Berkas Perkara Hasto Kristiyanto Dilimpahkan ke PN Jakarta Pusat, Sidang Segera Digelar

Berkas Perkara Hasto Kristiyanto Dilimpahkan ke Pengadilan, Sidang Segera Digelar

Komisi Pemberantasan Korupsi (KPK) telah resmi melimpahkan berkas perkara Sekretaris Jenderal Partai Demokrasi Indonesia Perjuangan (PDIP), Hasto Kristiyanto, ke Pengadilan Negeri Jakarta Pusat pada Jumat, 7 Maret 2025. Pelimpahan ini menandai tahapan krusial proses hukum yang tengah dihadapi Hasto, yang kini tinggal menunggu jadwal persidangan. Konfirmasi pelimpahan tersebut disampaikan langsung oleh Ketua KPK, Setyo Budiyanto, di gedung KPK, Kuningan, Jakarta Selatan. Setyo menyatakan bahwa berkas perkara telah diterima oleh Panitera Pengadilan Negeri Jakarta Pusat dan proses selanjutnya tinggal menunggu penetapan jadwal sidang.

"Ya, jadi sesuai dengan proses tahapannya, hari ini dari pihak penuntut umum sudah menyerahkan kepada pengadilan negeri Jakarta Pusat, dan sudah diterima oleh Panitera dan tercatat, nanti tinggal menunggu proses berikutnya," ujar Setyo. Ia menambahkan harapannya agar seluruh proses persidangan dapat berjalan lancar dan sesuai dengan koridor hukum yang berlaku. Kehadiran kuasa hukum Hasto, Johannes Tobing, turut menguatkan informasi tersebut. Tobing terlihat membawa dua rangkap berkas perkara yang terbilang tebal dari gedung KPK, membenarkan pelimpahan berkas tersebut dari penyidik KPK kepada jaksa penuntut umum, kemudian dilanjutkan ke pengadilan.

Lebih lanjut, Johannes Tobing memperkirakan sidang perdana akan digelar pada minggu depan. Hal ini berdasarkan informasi yang ia terima dan berkas perkara yang meliputi dua kasus terpisah yang dihadapi Hasto. "(Sidang perdana) mungkin minggu depan," ucapnya singkat. Kedua perkara tersebut adalah kasus dugaan suap dan perintangan penyidikan terkait buron Harun Masiku.

Sebelumnya, pada Kamis, 6 Maret 2025, KPK telah mengumumkan pelimpahan tersangka dan barang bukti dari penyidik kepada penuntut umum.
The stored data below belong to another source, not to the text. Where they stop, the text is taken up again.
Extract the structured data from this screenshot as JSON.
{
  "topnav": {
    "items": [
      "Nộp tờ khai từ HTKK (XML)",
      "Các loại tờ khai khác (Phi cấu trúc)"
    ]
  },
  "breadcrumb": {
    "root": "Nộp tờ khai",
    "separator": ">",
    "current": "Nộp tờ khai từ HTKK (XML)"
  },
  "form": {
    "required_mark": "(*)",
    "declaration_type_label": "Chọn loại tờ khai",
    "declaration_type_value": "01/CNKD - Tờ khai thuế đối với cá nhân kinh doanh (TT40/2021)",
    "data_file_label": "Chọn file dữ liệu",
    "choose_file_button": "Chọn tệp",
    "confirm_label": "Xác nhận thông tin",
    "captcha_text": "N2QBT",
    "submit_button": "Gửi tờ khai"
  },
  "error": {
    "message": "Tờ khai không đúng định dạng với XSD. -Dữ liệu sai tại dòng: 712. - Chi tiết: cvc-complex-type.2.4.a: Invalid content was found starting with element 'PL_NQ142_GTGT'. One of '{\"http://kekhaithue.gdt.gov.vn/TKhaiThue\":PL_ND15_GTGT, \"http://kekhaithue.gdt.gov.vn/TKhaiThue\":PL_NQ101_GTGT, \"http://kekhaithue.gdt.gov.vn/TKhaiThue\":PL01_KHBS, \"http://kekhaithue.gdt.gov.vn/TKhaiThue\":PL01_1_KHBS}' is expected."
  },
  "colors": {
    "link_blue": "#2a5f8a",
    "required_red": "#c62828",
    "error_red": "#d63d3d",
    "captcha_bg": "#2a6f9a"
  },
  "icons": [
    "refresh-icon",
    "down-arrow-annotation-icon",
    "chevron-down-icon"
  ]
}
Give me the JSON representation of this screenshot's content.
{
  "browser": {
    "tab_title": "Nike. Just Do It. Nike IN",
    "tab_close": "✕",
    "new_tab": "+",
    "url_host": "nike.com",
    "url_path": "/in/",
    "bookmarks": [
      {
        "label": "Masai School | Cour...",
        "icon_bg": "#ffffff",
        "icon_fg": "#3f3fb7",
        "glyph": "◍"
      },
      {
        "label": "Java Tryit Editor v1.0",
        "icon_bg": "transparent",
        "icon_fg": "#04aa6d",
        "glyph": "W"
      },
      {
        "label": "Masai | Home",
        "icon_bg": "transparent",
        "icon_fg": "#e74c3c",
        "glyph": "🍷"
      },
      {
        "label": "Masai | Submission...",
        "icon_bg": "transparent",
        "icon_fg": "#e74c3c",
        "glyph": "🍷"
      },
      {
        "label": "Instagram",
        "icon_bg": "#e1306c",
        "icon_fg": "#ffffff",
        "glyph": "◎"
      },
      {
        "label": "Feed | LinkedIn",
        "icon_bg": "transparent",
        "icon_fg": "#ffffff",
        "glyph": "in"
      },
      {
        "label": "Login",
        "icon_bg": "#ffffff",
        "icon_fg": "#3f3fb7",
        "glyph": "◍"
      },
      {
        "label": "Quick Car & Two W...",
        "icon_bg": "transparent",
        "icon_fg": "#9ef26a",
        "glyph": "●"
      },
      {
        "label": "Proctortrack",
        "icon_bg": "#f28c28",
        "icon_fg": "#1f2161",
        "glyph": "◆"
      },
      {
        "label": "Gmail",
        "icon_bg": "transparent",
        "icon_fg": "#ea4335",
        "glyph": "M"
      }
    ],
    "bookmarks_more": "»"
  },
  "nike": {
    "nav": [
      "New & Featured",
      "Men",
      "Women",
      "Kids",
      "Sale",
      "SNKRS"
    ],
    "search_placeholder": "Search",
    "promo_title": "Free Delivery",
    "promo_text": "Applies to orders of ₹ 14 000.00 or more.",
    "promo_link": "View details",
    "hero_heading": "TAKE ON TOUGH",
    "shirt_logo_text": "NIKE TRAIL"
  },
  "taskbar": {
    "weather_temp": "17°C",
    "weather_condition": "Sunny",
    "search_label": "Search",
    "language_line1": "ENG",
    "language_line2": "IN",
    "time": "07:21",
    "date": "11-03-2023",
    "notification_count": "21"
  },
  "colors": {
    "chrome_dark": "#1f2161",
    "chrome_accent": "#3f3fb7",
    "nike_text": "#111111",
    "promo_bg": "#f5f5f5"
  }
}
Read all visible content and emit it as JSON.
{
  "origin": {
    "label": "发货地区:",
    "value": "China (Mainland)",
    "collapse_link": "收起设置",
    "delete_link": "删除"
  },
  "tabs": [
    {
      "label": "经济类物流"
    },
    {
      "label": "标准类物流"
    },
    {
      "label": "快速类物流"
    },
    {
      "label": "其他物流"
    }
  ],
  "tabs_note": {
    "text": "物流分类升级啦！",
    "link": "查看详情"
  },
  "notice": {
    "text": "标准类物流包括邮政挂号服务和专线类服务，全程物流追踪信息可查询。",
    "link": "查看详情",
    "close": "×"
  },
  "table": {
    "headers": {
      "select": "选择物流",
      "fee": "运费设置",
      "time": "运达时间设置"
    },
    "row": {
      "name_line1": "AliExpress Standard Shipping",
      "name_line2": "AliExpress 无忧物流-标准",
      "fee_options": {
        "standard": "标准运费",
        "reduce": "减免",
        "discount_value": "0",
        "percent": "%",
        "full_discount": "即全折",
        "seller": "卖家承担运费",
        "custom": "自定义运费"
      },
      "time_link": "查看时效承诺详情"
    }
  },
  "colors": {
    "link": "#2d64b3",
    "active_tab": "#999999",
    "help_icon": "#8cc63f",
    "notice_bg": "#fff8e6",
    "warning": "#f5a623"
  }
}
Juru bicara KPK, Tessa Mahardhika, menyatakan pelimpahan tersebut mencakup dua perkara yang disangkakan kepada Hasto Kristiyanto. Hasto sendiri telah ditetapkan sebagai tersangka dalam dua pasal berbeda: pasal suap, terkait dugaan suap kepada mantan Komisioner KPU Wahyu Setiawan bersama Harun Masiku; dan pasal perintangan penyidikan, terkait dugaan upaya menghalangi proses pencarian Harun Masiku yang hingga kini masih berstatus buron.

Meskipun Hasto sebelumnya mengajukan gugatan praperadilan, dua gugatan tersebut ditolak oleh pihak pengadilan. Hasto kemudian ditahan di Rutan KPK sejak 20 Februari 2025. Permohonan penangguhan penahanan yang diajukan kubu Hasto tidak dikabulkan KPK, yang menyatakan fokus pada penyelesaian berkas perkara agar segera dilimpahkan ke pengadilan. Proses hukum ini kini memasuki babak baru, menunggu jadwal persidangan di Pengadilan Negeri Jakarta Pusat untuk mengungkap fakta dan kebenaran atas kasus yang melibatkan Sekjen PDIP tersebut. Publik menantikan transparansi dan keadilan dalam proses persidangan yang akan datang.

Berikut poin-poin penting dalam perkembangan kasus ini:

  • Berkas perkara Hasto Kristiyanto telah dilimpahkan ke Pengadilan Negeri Jakarta Pusat.
  • Sidang perdana diperkirakan akan digelar minggu depan.
  • Hasto dijerat dengan dua pasal, yaitu suap dan perintangan penyidikan.
  • Kasus ini terkait dengan dugaan suap kepada mantan Komisioner KPU Wahyu Setiawan dan perintangan penyidikan terhadap buron Harun Masiku.
  • Hasto telah ditahan di Rutan KPK sejak 20 Februari 2025.
  • Gugatan praperadilan yang diajukan Hasto telah ditolak oleh pengadilan.